Asie ne se ressemblait plus à elle-même. Après avoir, comme une actrice, lavé son visage de vieille, mis du rouge et du blanc, elle s’était enveloppée la tête d’une admirable perruque blonde. Mise absolument comme une dame du faubourg Saint-Germain en quête de son chien perdu, elle paraissait avoir quarante ans, car elle s’était caché le visage sous un magnifique voile de dentelle noire. Un corset rudement sanglé maintenait sa taille de cuisinière. Très-bien gantée, armée d’une tournure un peu forte, elle exhalait une odeur de poudre à la maréchale. Badinant avec un sac à monture en or, elle partageait son attention entre les murailles du Palais où elle errait évidemment pour la première fois et la laisse d’un joli kings’dog. Une pareille douairière fut bientôt remarquée par la population en robe noire de la Salle des Pas-Perdus.

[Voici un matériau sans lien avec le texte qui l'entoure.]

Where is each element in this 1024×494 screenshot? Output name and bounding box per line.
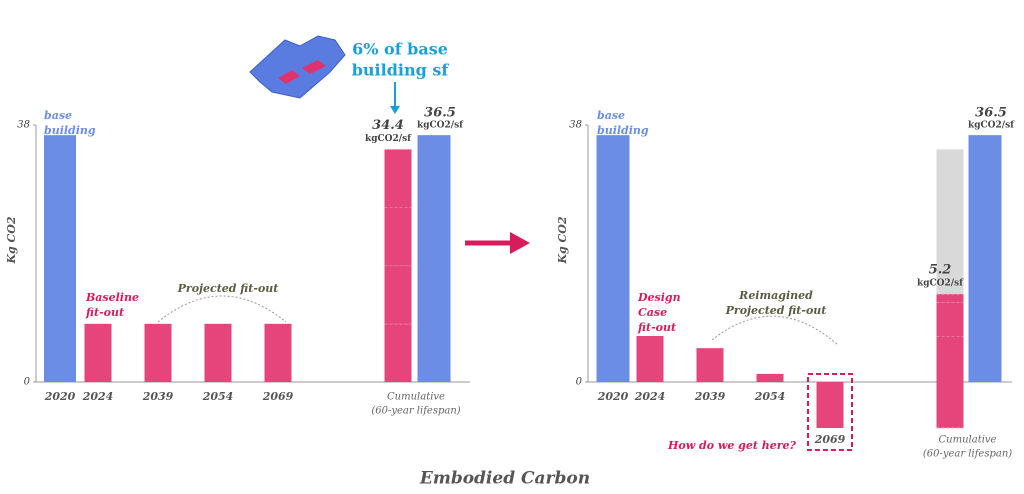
y-tick-label: 38 [569, 120, 582, 131]
y-tick-label: 0 [24, 377, 31, 388]
x-tick-label: 2039 [142, 390, 174, 403]
base-unit: kgCO2/sf [417, 121, 464, 131]
cumulative-label: (60-year lifespan) [923, 449, 1012, 460]
base-total: 36.5 [424, 106, 456, 121]
x-tick-label: 2054 [202, 390, 234, 403]
bar [144, 323, 172, 382]
annotation: Design [637, 291, 681, 304]
cumulative-total: 34.4 [372, 118, 404, 133]
x-tick-label: 2069 [262, 390, 294, 403]
y-tick-label: 38 [17, 120, 30, 131]
cumulative-segment [384, 323, 412, 382]
callout-arrowhead [390, 106, 400, 114]
callout-line: building sf [352, 61, 450, 80]
bar [696, 348, 724, 382]
x-tick-label: 2054 [754, 390, 786, 403]
base-unit: kgCO2/sf [968, 121, 1015, 131]
annotation: Reimagined [738, 289, 813, 302]
y-axis-label: Kg CO2 [5, 216, 18, 264]
annotation: How do we get here? [667, 439, 797, 452]
cumulative-segment [384, 207, 412, 266]
y-tick-label: 0 [576, 376, 583, 387]
cumulative-segment [384, 149, 412, 208]
cumulative-segment [936, 381, 964, 428]
bar [84, 323, 112, 382]
cumulative-unit: kgCO2/sf [365, 134, 412, 144]
bar [816, 381, 844, 428]
annotation: base [597, 109, 625, 122]
bar [264, 323, 292, 382]
x-tick-label: 2020 [597, 390, 629, 403]
annotation: Projected fit-out [177, 282, 279, 295]
bar [204, 323, 232, 382]
x-tick-label: 2024 [82, 390, 114, 403]
annotation: fit-out [637, 321, 676, 334]
annotation-arc [157, 295, 287, 323]
building-icon [249, 35, 346, 99]
highlight-box [807, 372, 853, 451]
annotation-arc [711, 315, 839, 346]
x-tick-label: 2024 [634, 390, 666, 403]
cumulative-total: 5.2 [929, 263, 952, 278]
cumulative-segment [384, 265, 412, 324]
x-tick-label: 2039 [694, 390, 726, 403]
cumulative-label: (60-year lifespan) [371, 406, 460, 417]
x-tick-label: 2069 [814, 433, 846, 446]
transition-arrowhead [510, 232, 530, 254]
bar [596, 135, 630, 382]
annotation: base [44, 109, 72, 122]
cumulative-segment [936, 302, 964, 337]
cumulative-label: Cumulative [939, 435, 997, 446]
cumulative-segment [936, 294, 964, 303]
annotation: Baseline [85, 291, 139, 304]
annotation: building [44, 124, 96, 137]
page-title: Embodied Carbon [419, 469, 590, 489]
cumulative-segment [936, 336, 964, 382]
base-bar [968, 135, 1002, 382]
base-total: 36.5 [975, 106, 1007, 121]
x-tick-label: 2020 [44, 390, 76, 403]
bar [636, 336, 664, 382]
cumulative-label: Cumulative [387, 392, 445, 403]
annotation: building [597, 124, 649, 137]
base-bar [417, 135, 451, 382]
y-axis-label: Kg CO2 [556, 216, 569, 264]
annotation: fit-out [85, 306, 124, 319]
bar [756, 373, 784, 382]
cumulative-unit: kgCO2/sf [917, 279, 964, 289]
annotation: Case [638, 306, 667, 319]
annotation: Projected fit-out [725, 304, 827, 317]
callout-line: 6% of base [352, 40, 448, 59]
bar [44, 135, 76, 382]
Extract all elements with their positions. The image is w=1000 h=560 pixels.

Outre les avocats sans cause qui balayent cette salle avec leurs robes et qui nomment les grands avocats par leurs noms de baptême, à la manière des grands seigneurs entre eux, pour faire croire qu’ils appartiennent à l’aristocratie de l’Ordre ; on voit souvent de patients jeunes gens, à la dévotion des avoués, faisant le pied de grue à propos d’une seule cause retenue en dernier et susceptible d’être plaidée si les avocats des causes retenues en premier se faisaient attendre. Ce serait une peinture curieuse que celle des différences entre chacune des robes noires qui se promènent dans cette immense salle trois par trois, quelquefois quatre à quatre, en produisant par leurs causeries l’immense bourdonnement qui retentit dans cette salle, si bien nommée, car la marche use les avocats autant que les prodigalités de la parole ; mais elle trouvera place dans l’Étude destinée à peindre les avocats de Paris. Asie avait compté sur les flâneurs du Palais, elle riait sous cape de quelques plaisanteries qu’elle entendait et finit par attirer l’attention de Massol, un jeune stagiaire plus occupé de la Gazette des Tribunaux que par ses clients, qui mit en riant ses bons offices à la discrétion d’une femme si bien parfumée et si richement habillée.

Asie prit une petite voix de tête pour expliquer à cet obligeant monsieur qu’elle se rendait à une citation d’un juge, nommé Camusot...

— Ah ! pour l’affaire Rubempré.

Le procès avait déjà son nom !

— Oh ! ce n’est pas moi, c’est ma femme de chambre, une fille surnommée Europe que j’ai eue pendant vingt-quatre heures et qui s’est enfuie en voyant que mon suisse m’apportait ce papier timbré.

Puis, comme toutes les vieilles femmes dont la vie se passe en bavardages au coin du feu, poussée par Massol, elle fit des parenthèses, elle raconta ses malheurs avec son premier mari, l’un des trois directeurs de la caisse territoriale. Elle consulta le jeune avocat sur la question de savoir si elle devait entamer un procès avec son gendre, le comte de Gross-Narp, qui rendait sa fille très-malheureuse, et si la loi lui permettait de disposer de sa fortune. Massol ne pouvait, malgré ses efforts, deviner si la citation était donnée à la maîtresse ou à la femme de chambre.